It does beg the question of why anyone else in the world should give a toss about the local Californian definition of anything. A very quick google finds that while there is no formal definition of "mountain", the generic US definition is "Highest point 1000 feet or more above base." Quite how one measures "base" is an open question, but that agrees with the British definition, too, I believe, where 1000 feet is the limit. There's a rather lovely film called "The Englishman who came up a hill and went down a mountain" than hinges on this point.
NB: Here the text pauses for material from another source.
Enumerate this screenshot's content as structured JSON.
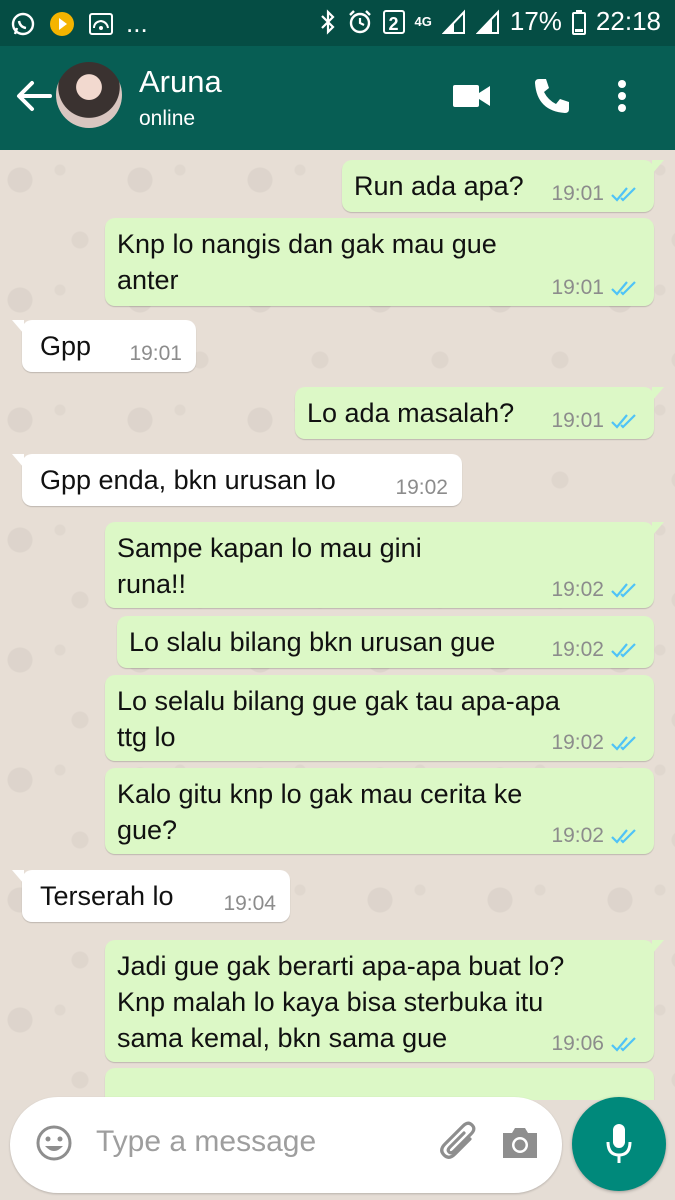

Any Australians out there?
The final definition given by the Wikipedia article (yes, I know, that's why I want to hear from Joerg) is "Local (radius 7 km) elevation greater than 300m, or 300-1000m if local (radius 7 km) elevation is greater than 300m" Which sounds better, covering more cases of things that obviously should, and obviously shouldn't be mountains. "Radius 7km", incidentally, is something you can get about two abreast of in the Stormwalks...
Anyway, if two people are working to one definition, and the rest of the creative community are working to another that's also a near-international standard, those two are, by definition, wrong. We just trust anything they say on the subject even less than before. End of problem.
Whether this is Gregging or just incompatable assumptions I'm not sure but there's been some discussion on the World Of Glorantha group about mountains etc.
It turns out that Greg and Jeff have been working to the Californian definition of a mountain which is a peak over 5,000 feet. How this affects anything we're doing here I'm not sure but I thought it best to let people know.